Second, while the notion of sensor fusion isn’t new, its union with artificial intelligence (AI) and machine learning (ML) technologies is quite recent. Sensor fusion, or the data produced by sensor fusion, enables the AI and ML algorithms to efficiently interpret the mountains of data coming from the sensors.
“It’s no secret that AI and ML algorithms are enhancing sensor fusion, but it is still at a nascent stage,” said Ron Lowman, strategic marketing manager for IoT at Synopsys. The fundamental challenge remains to be the underlying software, according to Lowman.
Designers still need to figure out where to run their software and navigate complex algorithms and concepts to achieve end-to-end implementation, while also accounting for miniaturization. “Just like how cell phones miniaturized in past decades, sensors using AI and ML technologies will face a similar trend and challenge going forward,” he said.
TI expressed similar views regarding the need for robust software algorithms to ensure accurate models of vehicle surroundings. “As more and more sensors are added to the system, the algorithm needs to be refined and improved so that the overall decision process is improved, and the correct actions can be taken to solve a problem or overcome a situation identified by the sensors.”
The future of sensor fusion
Emerging ADAS and AV designs mandate data fusion and perception solutions that can facilitate better detection rates and fewer false alarms compared to legacy solutions.
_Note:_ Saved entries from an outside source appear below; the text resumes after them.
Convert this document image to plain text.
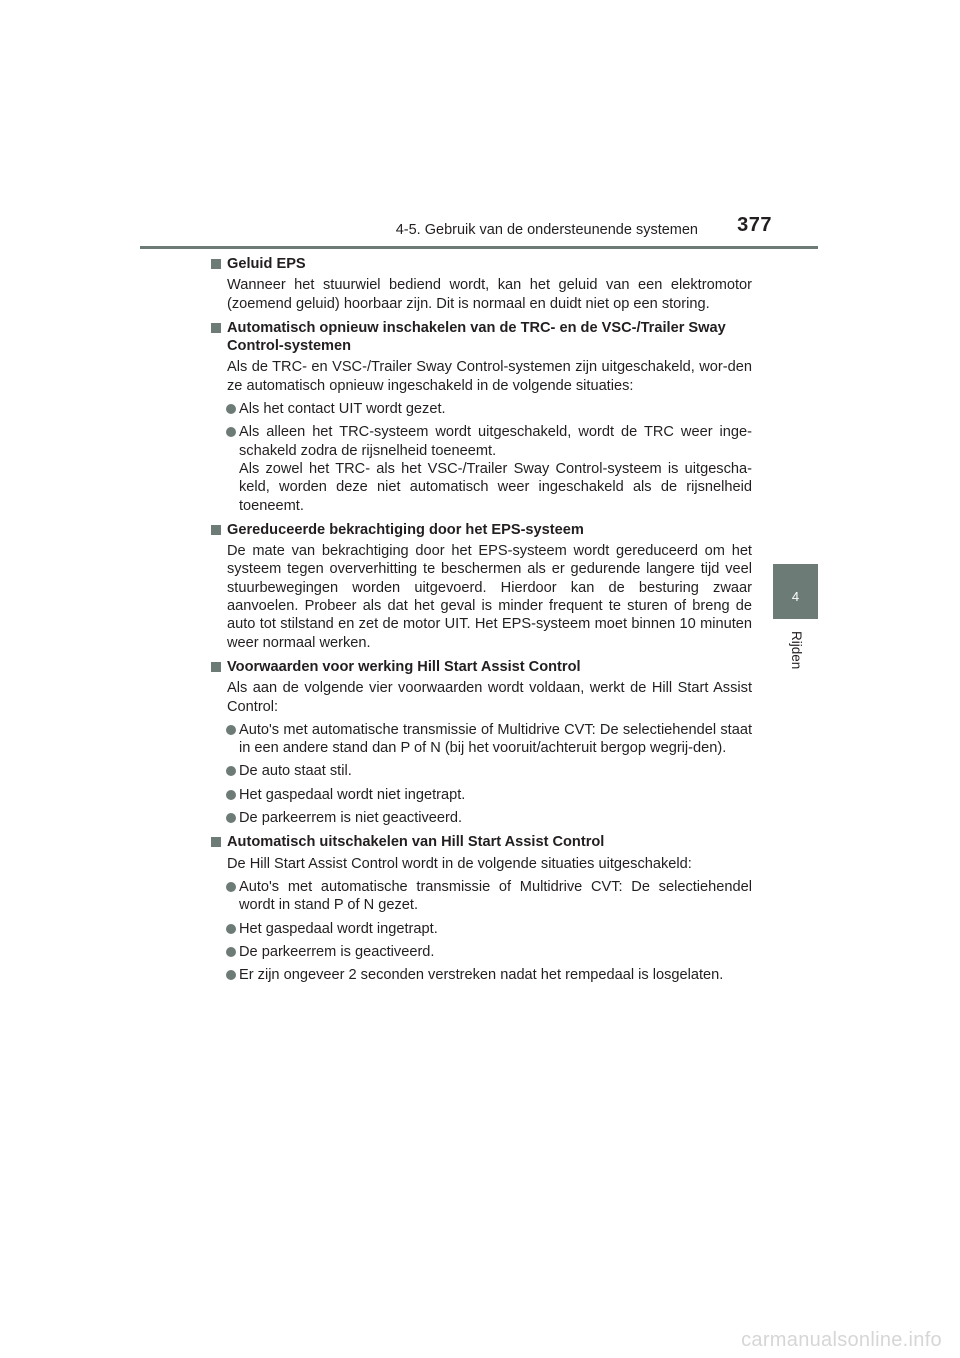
4-5. Gebruik van de ondersteunende systemen 377
4
Rijden
Geluid EPS
Wanneer het stuurwiel bediend wordt, kan het geluid van een elektromotor (zoemend geluid) hoorbaar zijn. Dit is normaal en duidt niet op een storing.
Automatisch opnieuw inschakelen van de TRC- en de VSC-/Trailer Sway Control-systemen
Als de TRC- en VSC-/Trailer Sway Control-systemen zijn uitgeschakeld, wor-den ze automatisch opnieuw ingeschakeld in de volgende situaties:
Als het contact UIT wordt gezet.
Als alleen het TRC-systeem wordt uitgeschakeld, wordt de TRC weer inge-schakeld zodra de rijsnelheid toeneemt.
Als zowel het TRC- als het VSC-/Trailer Sway Control-systeem is uitgescha-keld, worden deze niet automatisch weer ingeschakeld als de rijsnelheid toeneemt.
Gereduceerde bekrachtiging door het EPS-systeem
De mate van bekrachtiging door het EPS-systeem wordt gereduceerd om het systeem tegen oververhitting te beschermen als er gedurende langere tijd veel stuurbewegingen worden uitgevoerd. Hierdoor kan de besturing zwaar aanvoelen. Probeer als dat het geval is minder frequent te sturen of breng de auto tot stilstand en zet de motor UIT. Het EPS-systeem moet binnen 10 minuten weer normaal werken.
Voorwaarden voor werking Hill Start Assist Control
Als aan de volgende vier voorwaarden wordt voldaan, werkt de Hill Start Assist Control:
Auto's met automatische transmissie of Multidrive CVT: De selectiehendel staat in een andere stand dan P of N (bij het vooruit/achteruit bergop wegrij-den).
De auto staat stil.
Het gaspedaal wordt niet ingetrapt.
De parkeerrem is niet geactiveerd.
Automatisch uitschakelen van Hill Start Assist Control
De Hill Start Assist Control wordt in de volgende situaties uitgeschakeld:
Auto's met automatische transmissie of Multidrive CVT: De selectiehendel wordt in stand P of N gezet.
Het gaspedaal wordt ingetrapt.
De parkeerrem is geactiveerd.
Er zijn ongeveer 2 seconden verstreken nadat het rempedaal is losgelaten.
carmanualsonline.info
For that, sensor fusion also requires specialized hardware, especially accelerators that enable software algorithms to perceive sensor data quickly and precisely.
“As with any technology, corresponding chip architectures will change iteratively, and we expect to see continued development over generations,” Synopsys’ Lowman said.
As Lowman noted, sensor fusion has been discussed for years, and today we’re seeing its implementations in far more complex sensing applications in ADAS and AVs.
“We are also seeing the trend of multiple sensors being integrated into different solutions,” he added. “While there are still some design challenges with addressing voltage and incorporating emerging technologies, we’ve seen a lot of progress along the way and expect the push for intelligent sensors to continue.”
Hardware and software components go hand in hand in sensor fusion for ADAS and AV systems—and AI and ML technologies will likely be at the heart of sensor fusion hardware and software designs. Power consumption will be another critical design consideration for sensor fusion, as well as bolstering computational capabilities.
ADAS and AV designs are witnessing a rapid design progression, and sensor fusion is a vital part of this design equation. Adding AI and ML technologies to sensor fusion designs makes it an important area to watch in the future.